Listen to this article now

DeepFloyd, a research group backed by Stability AI, has introduced DeepFloyd IF, a text-to-image model that can generate realistic images integrated with text. Despite advancements in generative AI, text-to-image models still struggle to create legible logos, text, calligraphy, or fonts. DeepFloyd IF, trained on a data set of over a billion images and text, addresses this challenge with its ability to produce images from prompts that contain legible text, even in multiple languages, thanks to a large language model. The model uses multiple diffusion steps to generate high-quality images directly with pixels. In addition, the model has a modular architecture that stacks multiple processes together. Nightcafe, the generative art platform, was granted early access to DeepFloyd IF, and according to Nightcafe CEO Angus Russell, DeepFloyd IF’s ability to generate legible and accurately spelled text in images is perhaps the most significant breakthrough.

The model’s introduction comes at a time when generative AI vendors are under fire from artists who claim they are profiting from their work without permission. Therefore, DeepFloyd IF is licensed in a way that prohibits commercial use, for now. However, Russell anticipates that DeepFloyd IF’s ability to generate text in images will unlock new possibilities for generative art, such as logo design, web design, posters, billboards, and even memes. In addition, it is expected to improve the generation of hands and other intricate features.
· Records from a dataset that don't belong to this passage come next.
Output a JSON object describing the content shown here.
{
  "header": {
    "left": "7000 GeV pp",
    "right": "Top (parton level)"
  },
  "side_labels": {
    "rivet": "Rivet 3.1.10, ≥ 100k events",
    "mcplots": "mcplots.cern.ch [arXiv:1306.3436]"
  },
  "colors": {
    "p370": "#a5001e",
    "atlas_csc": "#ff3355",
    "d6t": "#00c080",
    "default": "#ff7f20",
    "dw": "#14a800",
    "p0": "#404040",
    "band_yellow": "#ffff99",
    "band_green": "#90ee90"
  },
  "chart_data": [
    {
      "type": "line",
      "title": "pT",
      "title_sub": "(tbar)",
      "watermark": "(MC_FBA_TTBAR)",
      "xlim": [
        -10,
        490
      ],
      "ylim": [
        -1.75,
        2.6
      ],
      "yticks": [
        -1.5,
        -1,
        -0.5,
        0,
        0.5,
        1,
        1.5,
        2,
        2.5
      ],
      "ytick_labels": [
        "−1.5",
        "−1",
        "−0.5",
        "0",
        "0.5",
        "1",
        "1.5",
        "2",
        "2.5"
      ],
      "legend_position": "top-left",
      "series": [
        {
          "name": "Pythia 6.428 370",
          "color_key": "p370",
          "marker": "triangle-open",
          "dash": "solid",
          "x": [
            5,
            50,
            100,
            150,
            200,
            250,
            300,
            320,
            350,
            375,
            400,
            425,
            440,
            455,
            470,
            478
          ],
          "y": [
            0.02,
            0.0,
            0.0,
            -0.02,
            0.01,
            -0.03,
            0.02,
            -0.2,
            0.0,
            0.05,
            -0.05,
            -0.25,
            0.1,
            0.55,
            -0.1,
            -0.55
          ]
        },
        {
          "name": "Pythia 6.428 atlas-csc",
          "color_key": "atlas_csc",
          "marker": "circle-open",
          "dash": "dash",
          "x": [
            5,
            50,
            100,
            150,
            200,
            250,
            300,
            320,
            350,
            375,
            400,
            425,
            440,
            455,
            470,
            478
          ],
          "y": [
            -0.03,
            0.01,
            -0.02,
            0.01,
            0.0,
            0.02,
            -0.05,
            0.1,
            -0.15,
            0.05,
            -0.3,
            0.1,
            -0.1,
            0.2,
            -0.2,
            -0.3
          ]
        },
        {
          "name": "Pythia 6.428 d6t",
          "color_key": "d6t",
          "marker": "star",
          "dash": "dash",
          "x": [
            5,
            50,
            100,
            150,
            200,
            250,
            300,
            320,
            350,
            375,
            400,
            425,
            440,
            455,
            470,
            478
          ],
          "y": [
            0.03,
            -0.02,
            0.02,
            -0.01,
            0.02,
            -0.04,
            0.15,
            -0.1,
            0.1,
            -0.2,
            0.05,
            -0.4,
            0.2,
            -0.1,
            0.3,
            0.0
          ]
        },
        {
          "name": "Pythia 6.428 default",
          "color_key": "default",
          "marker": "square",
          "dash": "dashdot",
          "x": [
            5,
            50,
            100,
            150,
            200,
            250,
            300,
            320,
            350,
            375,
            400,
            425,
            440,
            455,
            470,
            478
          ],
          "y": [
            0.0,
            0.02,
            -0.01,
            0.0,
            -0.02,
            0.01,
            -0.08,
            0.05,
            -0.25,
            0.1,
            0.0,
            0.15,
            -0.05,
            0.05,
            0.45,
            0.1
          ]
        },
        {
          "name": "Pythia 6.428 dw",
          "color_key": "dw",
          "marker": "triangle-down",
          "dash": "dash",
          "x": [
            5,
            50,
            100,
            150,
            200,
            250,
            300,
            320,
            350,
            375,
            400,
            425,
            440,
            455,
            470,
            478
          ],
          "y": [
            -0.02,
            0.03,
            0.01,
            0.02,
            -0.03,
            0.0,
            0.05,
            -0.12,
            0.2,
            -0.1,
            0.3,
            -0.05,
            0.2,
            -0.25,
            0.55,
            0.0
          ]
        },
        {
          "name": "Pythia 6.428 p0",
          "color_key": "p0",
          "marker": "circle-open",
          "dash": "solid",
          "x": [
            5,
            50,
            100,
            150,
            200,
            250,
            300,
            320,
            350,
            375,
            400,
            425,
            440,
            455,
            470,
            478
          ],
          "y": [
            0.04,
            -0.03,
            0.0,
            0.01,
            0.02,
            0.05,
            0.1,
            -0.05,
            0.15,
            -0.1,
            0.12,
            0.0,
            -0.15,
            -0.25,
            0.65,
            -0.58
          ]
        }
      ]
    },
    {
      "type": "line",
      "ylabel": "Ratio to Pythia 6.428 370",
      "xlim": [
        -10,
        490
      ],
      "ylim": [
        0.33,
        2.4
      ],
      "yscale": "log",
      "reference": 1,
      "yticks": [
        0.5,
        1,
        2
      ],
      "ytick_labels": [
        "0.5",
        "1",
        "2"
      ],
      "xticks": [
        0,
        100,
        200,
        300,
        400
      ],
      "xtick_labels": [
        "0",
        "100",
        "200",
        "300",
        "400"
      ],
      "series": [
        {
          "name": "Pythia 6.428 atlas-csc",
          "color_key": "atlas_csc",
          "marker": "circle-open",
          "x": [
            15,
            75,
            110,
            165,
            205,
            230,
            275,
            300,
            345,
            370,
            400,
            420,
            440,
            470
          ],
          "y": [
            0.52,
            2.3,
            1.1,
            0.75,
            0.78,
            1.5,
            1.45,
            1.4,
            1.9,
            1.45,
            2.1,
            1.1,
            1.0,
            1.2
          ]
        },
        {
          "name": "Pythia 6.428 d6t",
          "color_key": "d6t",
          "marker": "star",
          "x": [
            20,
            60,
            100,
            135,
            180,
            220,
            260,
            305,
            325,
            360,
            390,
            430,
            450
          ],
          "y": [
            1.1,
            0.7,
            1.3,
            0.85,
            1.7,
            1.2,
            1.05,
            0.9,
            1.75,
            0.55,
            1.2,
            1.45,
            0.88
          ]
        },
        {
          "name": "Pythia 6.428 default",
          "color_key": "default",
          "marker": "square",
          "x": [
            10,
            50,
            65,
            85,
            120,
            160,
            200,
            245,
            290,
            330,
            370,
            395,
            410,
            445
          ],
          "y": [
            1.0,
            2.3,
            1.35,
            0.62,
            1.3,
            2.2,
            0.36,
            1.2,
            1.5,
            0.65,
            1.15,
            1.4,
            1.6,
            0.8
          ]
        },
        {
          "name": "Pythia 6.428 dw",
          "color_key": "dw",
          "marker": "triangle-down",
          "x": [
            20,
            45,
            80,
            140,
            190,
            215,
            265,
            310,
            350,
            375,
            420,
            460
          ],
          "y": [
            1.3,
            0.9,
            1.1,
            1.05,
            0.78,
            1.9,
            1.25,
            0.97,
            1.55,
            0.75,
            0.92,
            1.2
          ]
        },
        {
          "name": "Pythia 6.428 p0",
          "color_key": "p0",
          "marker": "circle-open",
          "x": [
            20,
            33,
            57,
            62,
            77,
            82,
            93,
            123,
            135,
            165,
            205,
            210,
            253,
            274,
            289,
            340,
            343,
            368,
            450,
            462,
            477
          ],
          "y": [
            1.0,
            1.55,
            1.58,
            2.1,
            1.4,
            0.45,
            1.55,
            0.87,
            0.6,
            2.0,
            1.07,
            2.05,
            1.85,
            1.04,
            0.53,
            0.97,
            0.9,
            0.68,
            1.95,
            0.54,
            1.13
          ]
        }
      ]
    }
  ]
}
Despite the impressive feat, the base model still generates images that are not as aesthetically pleasing as some diffusion models. Fine-tuning could help improve this flaw. Nonetheless, DeepFloyd IF may still suffer from the same biases as other generative AI models. Research shows that image-generating AI, including Stable Diffusion, tends to produce images of people that look white and male, especially in positions of authority. The DeepFloyd team acknowledges this potential for biases and recommends sufficient accounting for communities and cultures that use other languages.

In conclusion, DeepFloyd IF is a significant step forward for generative AI as it addresses the long-standing weakness of text-to-image AI models, but it is still not the holy grail of text-to-image models. There is still much to explore in generative AI, and DeepFloyd IF has opened up new possibilities for the creative use of AI in art and design.